A joint declaration at the end of the continent’s biggest bird flu summit to date in Gabon’s capital Libreville said each country needed to implement internationally approved measures to fight the disease in birds and in the event of a human pandemic.
The continent has held several meetings on how to tackle bird flu, but Wednesday’s “Libreville Declaration” was the most comprehensive to date on measures to help control the disease.
However, apart from calling for increased technical and financial assistance, the declaration was thin on detail of how the ambitious upgrading of medical and veterinary monitoring should be funded—a key concern for most African countries which say they can not afford to do it alone.
The agreement said Africa needed at least three more veterinary laboratories and three more human health laboratories capable of determining the H- and N- sub-types of bird flu.
This is crucial in evaluating the risk from specific outbreaks and tracking the spread of the dangerous H5N1 strain.
At present, most samples from suspected bird flu outbreaks must be sent to European laboratories for tests.
The summit also called on the International Air Transport Association (IATA) to ask airlines to help transport test samples to and from laboratories.
It also called “on the international community and manufacturers of antivirals, protective equipment, vaccines—animal and human—and other supplies to make these products accessible to Africa”.
POLITICAL COMMITMENT
Four African countries already have confirmed outbreaks of H5N1 bird flu and Egypt reported the continent’s first human death from the disease at the weekend.
But experts say Africa is ill prepared to fight bird flu. The continent has poor health and veterinary services, millions of impoverished inhabitants living close to poultry and a host of other diseases like malaria, HIV/AIDS and tuberculosis.
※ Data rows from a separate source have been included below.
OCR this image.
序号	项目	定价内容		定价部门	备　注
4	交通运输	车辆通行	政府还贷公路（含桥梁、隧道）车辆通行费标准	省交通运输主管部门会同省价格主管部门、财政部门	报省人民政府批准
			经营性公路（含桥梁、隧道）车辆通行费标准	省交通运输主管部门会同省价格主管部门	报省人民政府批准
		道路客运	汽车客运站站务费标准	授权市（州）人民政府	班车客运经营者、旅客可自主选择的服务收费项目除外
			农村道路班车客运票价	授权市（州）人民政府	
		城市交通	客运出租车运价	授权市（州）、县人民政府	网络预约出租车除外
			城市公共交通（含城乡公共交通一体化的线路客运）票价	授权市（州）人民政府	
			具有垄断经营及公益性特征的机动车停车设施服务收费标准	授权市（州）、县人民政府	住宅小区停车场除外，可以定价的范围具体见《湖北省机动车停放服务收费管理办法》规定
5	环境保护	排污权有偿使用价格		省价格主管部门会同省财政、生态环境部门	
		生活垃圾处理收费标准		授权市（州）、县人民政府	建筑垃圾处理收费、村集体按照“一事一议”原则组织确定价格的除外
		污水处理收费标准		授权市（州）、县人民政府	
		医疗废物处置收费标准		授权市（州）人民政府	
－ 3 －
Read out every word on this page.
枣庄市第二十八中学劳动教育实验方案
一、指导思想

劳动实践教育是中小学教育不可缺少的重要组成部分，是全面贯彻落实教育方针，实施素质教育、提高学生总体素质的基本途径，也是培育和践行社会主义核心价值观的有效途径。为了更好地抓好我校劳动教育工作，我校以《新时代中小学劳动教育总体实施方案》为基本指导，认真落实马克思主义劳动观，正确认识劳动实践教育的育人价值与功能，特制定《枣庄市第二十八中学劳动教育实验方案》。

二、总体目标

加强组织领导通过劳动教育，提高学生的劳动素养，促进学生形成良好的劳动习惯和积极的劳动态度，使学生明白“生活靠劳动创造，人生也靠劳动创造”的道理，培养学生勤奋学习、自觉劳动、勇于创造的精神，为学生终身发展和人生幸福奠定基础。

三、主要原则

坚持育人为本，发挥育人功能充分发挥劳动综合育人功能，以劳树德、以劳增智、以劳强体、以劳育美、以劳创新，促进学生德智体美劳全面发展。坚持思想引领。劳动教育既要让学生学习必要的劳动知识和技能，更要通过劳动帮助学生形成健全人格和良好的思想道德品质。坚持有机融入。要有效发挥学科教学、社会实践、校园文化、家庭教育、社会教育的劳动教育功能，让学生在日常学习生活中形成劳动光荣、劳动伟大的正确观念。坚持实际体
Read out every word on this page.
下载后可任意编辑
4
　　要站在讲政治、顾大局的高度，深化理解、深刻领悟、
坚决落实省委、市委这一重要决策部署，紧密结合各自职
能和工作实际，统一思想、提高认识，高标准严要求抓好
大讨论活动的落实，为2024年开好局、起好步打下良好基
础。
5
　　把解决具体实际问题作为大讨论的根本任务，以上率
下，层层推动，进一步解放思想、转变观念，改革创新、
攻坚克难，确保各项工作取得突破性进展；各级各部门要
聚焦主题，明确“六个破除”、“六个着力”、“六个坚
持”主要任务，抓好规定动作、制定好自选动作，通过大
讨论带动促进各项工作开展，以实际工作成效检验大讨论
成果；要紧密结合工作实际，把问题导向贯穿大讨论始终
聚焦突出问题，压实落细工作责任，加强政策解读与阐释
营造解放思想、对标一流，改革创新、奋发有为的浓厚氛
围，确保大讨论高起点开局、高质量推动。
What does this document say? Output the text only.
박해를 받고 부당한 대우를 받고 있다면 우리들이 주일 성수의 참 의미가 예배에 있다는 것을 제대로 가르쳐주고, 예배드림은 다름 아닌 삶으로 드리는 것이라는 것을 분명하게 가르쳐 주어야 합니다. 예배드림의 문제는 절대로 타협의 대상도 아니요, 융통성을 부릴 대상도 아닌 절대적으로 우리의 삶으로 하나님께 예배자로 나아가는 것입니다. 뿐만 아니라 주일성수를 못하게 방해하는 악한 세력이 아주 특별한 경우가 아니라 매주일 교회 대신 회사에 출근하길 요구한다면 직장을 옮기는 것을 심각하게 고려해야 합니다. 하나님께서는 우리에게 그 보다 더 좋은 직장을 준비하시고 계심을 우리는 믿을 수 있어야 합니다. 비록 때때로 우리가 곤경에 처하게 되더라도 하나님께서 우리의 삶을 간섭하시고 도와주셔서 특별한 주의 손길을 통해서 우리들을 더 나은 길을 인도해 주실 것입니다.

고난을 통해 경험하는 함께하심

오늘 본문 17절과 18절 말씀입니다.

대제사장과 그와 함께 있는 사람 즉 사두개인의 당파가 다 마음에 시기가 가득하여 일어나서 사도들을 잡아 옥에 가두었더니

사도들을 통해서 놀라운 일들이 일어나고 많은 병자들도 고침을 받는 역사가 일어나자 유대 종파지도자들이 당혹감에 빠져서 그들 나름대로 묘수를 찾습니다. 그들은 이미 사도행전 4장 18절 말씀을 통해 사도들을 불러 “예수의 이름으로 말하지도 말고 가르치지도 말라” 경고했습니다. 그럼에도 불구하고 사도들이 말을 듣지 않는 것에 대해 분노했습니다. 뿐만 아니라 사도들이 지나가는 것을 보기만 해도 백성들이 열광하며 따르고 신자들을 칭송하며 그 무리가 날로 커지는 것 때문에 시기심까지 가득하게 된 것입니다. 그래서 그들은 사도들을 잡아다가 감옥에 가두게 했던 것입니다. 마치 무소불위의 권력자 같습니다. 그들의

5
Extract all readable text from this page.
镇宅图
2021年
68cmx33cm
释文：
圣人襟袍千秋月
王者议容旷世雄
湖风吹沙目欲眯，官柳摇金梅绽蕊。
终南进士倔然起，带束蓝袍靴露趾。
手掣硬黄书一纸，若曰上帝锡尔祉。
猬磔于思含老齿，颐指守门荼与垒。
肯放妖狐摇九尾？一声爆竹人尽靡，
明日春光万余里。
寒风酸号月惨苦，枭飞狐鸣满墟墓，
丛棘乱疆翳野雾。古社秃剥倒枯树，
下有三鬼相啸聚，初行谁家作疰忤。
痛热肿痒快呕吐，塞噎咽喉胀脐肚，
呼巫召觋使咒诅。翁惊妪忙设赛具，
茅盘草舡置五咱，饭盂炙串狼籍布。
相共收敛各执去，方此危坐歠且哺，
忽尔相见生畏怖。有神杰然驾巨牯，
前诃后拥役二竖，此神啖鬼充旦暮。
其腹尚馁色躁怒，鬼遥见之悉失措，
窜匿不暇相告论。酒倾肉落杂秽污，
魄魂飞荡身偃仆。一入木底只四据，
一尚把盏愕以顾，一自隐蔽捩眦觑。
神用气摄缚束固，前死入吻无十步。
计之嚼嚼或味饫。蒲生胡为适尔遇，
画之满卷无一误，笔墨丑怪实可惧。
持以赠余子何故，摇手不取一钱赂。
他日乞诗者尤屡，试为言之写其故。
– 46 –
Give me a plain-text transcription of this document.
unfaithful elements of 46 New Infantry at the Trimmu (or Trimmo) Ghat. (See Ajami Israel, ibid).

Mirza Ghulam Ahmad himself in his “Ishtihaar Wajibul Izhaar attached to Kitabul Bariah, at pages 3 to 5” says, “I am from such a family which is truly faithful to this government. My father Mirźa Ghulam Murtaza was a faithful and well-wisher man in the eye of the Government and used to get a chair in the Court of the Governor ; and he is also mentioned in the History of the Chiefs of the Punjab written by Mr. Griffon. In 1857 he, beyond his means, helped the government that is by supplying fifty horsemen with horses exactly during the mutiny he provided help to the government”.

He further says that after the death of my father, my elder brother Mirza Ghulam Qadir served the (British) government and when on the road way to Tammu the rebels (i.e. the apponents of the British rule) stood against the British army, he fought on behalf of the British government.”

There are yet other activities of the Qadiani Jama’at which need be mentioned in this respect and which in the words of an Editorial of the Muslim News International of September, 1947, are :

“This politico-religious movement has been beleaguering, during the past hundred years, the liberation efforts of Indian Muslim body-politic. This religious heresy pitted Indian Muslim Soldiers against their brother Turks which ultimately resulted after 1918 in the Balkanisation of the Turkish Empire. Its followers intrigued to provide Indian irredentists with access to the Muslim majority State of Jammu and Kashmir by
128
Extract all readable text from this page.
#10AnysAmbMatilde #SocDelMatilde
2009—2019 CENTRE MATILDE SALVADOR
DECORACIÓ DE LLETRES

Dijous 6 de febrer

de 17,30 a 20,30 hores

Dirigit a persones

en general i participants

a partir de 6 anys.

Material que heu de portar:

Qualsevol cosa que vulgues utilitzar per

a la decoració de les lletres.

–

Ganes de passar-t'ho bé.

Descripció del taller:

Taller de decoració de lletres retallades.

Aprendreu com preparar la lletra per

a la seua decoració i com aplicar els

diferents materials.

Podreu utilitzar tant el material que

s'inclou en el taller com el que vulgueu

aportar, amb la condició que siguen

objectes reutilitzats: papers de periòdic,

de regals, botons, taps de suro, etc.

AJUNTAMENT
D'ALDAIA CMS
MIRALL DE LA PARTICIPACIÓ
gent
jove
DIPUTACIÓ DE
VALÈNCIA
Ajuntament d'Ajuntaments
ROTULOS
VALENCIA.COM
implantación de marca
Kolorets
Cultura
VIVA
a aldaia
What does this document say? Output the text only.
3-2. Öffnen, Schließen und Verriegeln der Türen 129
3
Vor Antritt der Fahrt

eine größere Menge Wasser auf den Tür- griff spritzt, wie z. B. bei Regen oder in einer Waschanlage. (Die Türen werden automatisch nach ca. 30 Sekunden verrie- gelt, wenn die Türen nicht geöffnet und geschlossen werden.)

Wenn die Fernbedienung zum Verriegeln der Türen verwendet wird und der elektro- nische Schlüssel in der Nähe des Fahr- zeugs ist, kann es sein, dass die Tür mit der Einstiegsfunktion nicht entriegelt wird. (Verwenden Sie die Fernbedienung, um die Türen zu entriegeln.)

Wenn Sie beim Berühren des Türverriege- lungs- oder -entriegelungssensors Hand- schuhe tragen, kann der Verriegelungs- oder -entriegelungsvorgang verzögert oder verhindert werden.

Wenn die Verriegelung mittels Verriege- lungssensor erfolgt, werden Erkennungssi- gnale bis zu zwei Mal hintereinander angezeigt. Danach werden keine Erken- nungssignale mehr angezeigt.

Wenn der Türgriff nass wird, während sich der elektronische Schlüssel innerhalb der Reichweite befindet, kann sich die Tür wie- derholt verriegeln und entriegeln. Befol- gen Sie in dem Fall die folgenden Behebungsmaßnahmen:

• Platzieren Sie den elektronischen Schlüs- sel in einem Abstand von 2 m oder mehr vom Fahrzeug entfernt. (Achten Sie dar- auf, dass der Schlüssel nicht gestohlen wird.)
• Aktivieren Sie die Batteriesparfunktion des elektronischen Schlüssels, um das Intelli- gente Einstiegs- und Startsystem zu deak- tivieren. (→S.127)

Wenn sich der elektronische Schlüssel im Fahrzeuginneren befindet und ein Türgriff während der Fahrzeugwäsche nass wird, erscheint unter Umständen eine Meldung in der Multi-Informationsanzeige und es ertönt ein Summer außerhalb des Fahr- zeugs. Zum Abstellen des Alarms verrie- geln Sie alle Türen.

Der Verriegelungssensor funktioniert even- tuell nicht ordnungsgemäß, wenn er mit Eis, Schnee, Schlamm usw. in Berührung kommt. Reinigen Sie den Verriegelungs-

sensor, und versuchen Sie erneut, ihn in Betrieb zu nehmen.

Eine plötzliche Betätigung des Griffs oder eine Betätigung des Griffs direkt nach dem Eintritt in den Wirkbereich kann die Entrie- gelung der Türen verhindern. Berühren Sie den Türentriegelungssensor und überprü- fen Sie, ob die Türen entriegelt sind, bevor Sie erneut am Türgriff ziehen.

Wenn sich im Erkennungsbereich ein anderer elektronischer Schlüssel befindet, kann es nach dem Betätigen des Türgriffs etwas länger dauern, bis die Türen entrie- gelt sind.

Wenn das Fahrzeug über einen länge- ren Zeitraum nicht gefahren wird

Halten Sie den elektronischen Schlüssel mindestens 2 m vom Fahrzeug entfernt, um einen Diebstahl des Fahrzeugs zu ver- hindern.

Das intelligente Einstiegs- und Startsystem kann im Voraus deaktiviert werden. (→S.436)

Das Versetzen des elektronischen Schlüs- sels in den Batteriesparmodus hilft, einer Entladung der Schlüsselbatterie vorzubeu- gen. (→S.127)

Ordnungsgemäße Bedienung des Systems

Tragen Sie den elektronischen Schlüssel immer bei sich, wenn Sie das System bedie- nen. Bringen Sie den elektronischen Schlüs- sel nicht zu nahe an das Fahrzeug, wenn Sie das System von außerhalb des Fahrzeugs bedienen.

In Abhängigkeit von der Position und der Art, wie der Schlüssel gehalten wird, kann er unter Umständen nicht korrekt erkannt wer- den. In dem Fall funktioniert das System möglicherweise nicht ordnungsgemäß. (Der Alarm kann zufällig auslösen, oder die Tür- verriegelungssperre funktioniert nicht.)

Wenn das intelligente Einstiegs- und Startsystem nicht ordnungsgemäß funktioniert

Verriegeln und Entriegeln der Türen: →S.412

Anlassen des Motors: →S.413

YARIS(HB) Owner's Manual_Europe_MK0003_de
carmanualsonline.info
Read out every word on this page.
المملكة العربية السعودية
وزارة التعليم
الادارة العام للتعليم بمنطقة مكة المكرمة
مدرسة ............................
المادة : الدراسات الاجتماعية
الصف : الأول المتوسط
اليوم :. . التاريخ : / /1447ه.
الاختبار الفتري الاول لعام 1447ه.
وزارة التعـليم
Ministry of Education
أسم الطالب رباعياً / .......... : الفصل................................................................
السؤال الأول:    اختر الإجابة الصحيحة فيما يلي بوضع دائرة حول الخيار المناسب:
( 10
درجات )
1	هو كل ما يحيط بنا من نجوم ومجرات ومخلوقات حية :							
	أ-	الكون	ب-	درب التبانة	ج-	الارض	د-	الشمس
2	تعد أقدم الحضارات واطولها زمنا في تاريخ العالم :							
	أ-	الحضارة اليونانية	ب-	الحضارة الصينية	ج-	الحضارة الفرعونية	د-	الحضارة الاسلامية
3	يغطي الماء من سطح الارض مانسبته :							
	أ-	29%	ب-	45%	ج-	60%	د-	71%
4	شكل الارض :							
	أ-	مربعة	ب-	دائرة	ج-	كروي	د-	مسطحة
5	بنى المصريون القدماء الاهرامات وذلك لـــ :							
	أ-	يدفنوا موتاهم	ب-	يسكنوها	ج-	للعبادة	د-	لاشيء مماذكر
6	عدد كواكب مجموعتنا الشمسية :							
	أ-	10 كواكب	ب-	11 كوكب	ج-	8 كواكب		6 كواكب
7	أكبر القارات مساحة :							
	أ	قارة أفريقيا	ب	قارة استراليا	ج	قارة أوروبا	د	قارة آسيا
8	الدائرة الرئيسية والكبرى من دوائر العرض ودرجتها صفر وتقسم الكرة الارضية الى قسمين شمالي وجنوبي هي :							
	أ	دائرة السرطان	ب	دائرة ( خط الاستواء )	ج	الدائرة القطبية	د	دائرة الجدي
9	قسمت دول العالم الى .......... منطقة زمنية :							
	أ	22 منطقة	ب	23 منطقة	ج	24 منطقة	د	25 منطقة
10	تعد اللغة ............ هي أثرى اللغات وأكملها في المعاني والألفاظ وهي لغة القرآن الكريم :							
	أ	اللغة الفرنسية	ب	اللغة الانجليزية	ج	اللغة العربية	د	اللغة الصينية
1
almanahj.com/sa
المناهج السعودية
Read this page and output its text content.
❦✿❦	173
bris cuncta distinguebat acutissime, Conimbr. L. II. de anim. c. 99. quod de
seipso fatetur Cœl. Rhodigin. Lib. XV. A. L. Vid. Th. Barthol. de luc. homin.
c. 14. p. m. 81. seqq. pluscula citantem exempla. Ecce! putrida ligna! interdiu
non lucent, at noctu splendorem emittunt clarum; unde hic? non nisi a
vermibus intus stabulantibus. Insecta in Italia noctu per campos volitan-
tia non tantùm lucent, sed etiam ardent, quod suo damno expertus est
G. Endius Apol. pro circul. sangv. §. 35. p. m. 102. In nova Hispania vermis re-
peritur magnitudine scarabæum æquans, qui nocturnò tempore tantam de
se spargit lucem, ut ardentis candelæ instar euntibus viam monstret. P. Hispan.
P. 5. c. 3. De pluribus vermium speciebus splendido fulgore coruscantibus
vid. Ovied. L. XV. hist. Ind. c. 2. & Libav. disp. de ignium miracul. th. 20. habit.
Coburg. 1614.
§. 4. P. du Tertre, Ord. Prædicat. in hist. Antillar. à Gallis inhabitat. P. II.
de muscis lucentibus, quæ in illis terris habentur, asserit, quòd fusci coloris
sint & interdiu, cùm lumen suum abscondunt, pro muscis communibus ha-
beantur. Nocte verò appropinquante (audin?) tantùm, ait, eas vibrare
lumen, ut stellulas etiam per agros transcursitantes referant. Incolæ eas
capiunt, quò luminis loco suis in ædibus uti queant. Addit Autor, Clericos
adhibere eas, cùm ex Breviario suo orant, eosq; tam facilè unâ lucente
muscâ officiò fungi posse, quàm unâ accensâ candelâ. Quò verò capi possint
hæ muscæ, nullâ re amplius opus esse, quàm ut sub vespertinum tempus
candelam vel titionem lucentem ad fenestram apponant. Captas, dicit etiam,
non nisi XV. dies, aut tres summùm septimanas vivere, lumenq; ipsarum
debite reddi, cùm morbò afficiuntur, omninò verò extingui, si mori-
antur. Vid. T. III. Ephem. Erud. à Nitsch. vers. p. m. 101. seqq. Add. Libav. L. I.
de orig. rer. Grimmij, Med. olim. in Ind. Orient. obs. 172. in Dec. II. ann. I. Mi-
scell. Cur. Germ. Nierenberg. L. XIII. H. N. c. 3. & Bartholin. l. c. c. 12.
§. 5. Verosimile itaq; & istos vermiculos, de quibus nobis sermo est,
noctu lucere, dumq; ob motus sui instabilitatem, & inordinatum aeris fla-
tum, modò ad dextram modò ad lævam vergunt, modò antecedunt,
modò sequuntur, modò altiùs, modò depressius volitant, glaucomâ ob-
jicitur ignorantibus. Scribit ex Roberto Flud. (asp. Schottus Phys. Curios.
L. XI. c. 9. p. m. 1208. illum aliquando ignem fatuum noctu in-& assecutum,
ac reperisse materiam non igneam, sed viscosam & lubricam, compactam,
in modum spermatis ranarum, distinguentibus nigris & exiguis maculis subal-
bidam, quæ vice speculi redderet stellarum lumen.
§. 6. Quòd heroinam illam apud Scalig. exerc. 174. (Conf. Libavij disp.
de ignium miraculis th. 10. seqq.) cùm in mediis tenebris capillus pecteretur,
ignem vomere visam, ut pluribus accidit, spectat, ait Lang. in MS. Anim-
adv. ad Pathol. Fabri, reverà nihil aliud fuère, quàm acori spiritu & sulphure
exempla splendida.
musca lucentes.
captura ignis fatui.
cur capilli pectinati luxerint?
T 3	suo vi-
Signatories to the agreement said a firm political commitment at the highest level of government was needed to ensure action against bird flu was properly coordinated, funded and monitored.
They agreed to create a special committee to monitor implementation of Wednesday’s agreement, including representatives of U.N. agencies, the World Organisation for Animal Health (OIE), the African Union and the U.N. Secretariat for Influenza Coordination (UNSIC).
The declaration called for more U.N. assistance to help African countries formulate their anti-bird flu programmes, but said little about precisely how they would be financed, beyond calling for the international help.
It reaffirmed “the need for countries and the international community to mobilise additional technical and financial resources locally and internationally and to put in place mechanisms to facilitate rapid access to funds for the implementation of integrated plans.”
Donors pledged $1.9 billion at a special conference in China in January to help developing countries strengthen health and veterinary services and boost global surveillance to control the deadly H5N1 disease. But U.N. bird flu coordinator David Nabarro told the Libreville meeting on Monday that few had paid up.